Federal Communications Commissioner Ajit Pai dropped his agenda Tuesday to speed up deployment and delivery of broadband internet in America’s typically underserved rural areas, laying out a plan to encourage gigabit speeds in some of the poorest parts of the country.

The Republican commissioner outlined the major tenets of his plan during a speech at The Brandery, a Cincinnati-based startup accelerator, where he called for more center-right, market-based approaches than those typically sought by the FCC’s three-Democrat majority, including tax incentives for internet service providers (ISPs), entrepreneurs and a streamlined regulatory permitting process for wireless and broadband infrastructure.

“The concept is simple,” Pai said. “Provide financial incentives for internet service providers to deploy gigabit broadband services in low-income neighborhoods. Incentivize local governments to make it easy for ISPs to deploy these networks. And offer tax incentives for startups of all kinds in order to take advantage of these networks and create jobs in these areas.”

Pai, who hails from rural Kansas, said he’ll lead the charge by calling on Congress to “create Gigabit Opportunity Zones,” areas with average incomes below $40,243 where ISPs would qualify for federal tax incentives in exchange for building networks boasting 1,000 megabits per second download speeds, far exceeding the FCC’s minimum definition of broadband speed of 25 Mbps, and the U.S.’s average of 31 Mbps.
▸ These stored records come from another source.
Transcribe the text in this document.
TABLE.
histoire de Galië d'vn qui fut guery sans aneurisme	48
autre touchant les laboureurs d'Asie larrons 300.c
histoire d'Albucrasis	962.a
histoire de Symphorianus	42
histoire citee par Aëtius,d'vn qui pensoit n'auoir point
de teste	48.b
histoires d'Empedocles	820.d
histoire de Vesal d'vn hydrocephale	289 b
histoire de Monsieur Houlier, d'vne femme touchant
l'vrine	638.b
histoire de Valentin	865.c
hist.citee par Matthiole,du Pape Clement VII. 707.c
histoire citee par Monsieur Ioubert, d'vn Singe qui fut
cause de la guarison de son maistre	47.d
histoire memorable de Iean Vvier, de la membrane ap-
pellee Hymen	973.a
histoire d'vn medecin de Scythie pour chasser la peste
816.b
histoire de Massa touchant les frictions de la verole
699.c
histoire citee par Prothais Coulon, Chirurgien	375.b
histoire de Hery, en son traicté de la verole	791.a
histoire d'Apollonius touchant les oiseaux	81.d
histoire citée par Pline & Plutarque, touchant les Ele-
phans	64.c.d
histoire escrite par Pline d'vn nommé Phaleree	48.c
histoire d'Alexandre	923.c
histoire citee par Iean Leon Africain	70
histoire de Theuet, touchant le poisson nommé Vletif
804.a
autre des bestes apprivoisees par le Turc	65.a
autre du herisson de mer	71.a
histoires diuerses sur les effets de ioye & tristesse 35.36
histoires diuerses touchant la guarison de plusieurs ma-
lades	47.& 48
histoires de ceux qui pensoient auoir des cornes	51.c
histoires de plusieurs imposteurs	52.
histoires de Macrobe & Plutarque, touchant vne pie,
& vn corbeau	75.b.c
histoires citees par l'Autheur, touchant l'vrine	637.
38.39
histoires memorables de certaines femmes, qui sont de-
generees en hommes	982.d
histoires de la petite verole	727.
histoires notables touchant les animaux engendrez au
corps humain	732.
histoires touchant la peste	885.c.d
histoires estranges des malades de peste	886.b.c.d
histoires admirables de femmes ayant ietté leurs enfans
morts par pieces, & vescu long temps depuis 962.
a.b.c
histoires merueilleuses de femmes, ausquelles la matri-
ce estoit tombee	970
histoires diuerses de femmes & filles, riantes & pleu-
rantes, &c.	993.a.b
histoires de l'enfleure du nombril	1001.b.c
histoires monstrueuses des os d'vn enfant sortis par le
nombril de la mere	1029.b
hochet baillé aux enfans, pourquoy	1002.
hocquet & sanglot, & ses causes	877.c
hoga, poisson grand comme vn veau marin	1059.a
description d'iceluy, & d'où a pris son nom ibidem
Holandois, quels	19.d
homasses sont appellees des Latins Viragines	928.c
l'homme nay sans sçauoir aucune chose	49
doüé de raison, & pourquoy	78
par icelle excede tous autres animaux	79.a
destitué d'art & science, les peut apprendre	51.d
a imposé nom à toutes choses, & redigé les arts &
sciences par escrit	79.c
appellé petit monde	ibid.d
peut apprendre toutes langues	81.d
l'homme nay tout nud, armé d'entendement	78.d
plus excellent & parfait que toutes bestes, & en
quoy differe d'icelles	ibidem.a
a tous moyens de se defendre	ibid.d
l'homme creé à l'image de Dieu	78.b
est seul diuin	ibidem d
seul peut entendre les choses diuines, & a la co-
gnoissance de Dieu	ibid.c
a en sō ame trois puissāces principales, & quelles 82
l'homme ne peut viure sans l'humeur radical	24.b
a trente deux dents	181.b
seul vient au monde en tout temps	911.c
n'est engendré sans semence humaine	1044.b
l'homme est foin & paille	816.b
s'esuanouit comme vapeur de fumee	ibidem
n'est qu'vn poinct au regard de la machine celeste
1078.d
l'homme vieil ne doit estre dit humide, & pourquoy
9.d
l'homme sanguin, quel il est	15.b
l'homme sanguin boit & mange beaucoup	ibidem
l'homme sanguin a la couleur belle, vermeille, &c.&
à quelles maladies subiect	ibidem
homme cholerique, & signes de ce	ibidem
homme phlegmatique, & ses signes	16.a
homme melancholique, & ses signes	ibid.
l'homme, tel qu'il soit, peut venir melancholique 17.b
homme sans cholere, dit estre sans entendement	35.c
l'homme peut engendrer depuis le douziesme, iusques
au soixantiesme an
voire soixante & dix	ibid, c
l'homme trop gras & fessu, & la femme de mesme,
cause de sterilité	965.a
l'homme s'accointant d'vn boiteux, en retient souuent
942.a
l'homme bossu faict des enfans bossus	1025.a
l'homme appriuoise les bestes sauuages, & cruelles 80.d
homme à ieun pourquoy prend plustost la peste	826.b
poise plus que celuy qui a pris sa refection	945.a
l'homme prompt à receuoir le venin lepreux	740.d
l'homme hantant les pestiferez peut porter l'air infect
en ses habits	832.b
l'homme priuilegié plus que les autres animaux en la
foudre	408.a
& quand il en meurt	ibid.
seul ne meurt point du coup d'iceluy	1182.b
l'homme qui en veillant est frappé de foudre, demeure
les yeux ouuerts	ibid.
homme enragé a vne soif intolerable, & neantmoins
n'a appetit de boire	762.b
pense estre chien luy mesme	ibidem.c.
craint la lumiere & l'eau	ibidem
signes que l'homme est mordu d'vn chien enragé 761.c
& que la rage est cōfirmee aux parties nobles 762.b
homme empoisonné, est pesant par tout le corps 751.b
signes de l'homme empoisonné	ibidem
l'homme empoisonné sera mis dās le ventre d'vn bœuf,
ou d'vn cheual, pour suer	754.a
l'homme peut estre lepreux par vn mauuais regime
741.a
With those incentives, ISPs “would be able to immediately expense all capital spending associated with bringing gigabit services to residents and businesses” and “carryover any losses for up to seven years, giving new ISP competitors with less revenues a strong incentive to enter the market.”

Startups in those areas would be eligible for federal tax credits “to offset the employer-side payroll taxes for any startup employee who works in a Gigabit Opportunity Zone.” To qualify as a zone, state and local governments would have to adopt deployment-friendly policies with streamlined deployment and siting processes.

“And it will incentivize civic leaders across the country to qualify so that they can publicize the fact that their communities are open for jobs, opportunities, and economic growth,” Pai said. “Gigabit Opportunity Zones would be a powerful tool for closing the digital divide that too often separates the haves from the have-nots.”

The second part of Pai’s plan deals with increasing access to mobile broadband in the most rural regions of the U.S. lacking wired network infrastructure, where wireless is the only choice for residents. To do that, the commissioner said his own agency should change 10-year spectrum licenses requiring wireless carriers to reach 75 percent of the population to 15-year licenses with a requirement to reach 95 percent.

Without the mandate, Pai said carriers have no incentive to expand beyond the minimum. In return, they’ll get to hold onto the airwaves for another five years, justifying the expense. A “rural dividend” of 10 percent of the proceeds from future FCC auctions for spectrum licenses would go to support rural broadband deployment.

He also called for a revamp of the FCC’s Mobility Fund, which shells out $400 million from the FCC’s Universal Service Fund “each year paying two, three, or even six wireless carriers to overbuild each other and displace private investment.” Instead, he said the FCC should set minimum service requirements in order to hold recipients of the funds accountable and uncap it “to what it takes to get the job done.”

Pai said the FCC should use its congressional authority to preempt state and local laws that slow or bar the deployment of wireless and broadband infrastructure, and do so well ahead of the national rollout of 5G, which will require more dense infrastructure than any before.

To that end, he said Congress should give the FCC the power to regulate rates for pole attachments — when providers add fiber, coaxial or other wires to existing poles — make “dig once” a national policy, so that for every road built, a fiber conduit is laid accordingly, and streamline the permitting process through all federal agencies for building broadband infrastructure on federal lands.

Lastly, he stumped for representatives of the sharing economy like Uber, Airbnb and Kickstarter, increasingly facing regulatory barriers meant for the incumbent players in the industries they’re disrupting. Though many are beyond the FCC’s jurisdiction, Pai said that shouldn’t stop Congress from deregulating or reforming taxes for startups and disruptors.

“So should Uber, Lyft, and other ride-sharing companies be regulated like taxicabs? No. Should Airbnb abide by the longstanding rules of the hotel industry? No. Should Tesla have to pay middlemen (car dealers) instead of selling directly to consumers? Of course not. If municipalities are going to serve their citizens, they should embrace innovation as a consumer good, not as a threat.”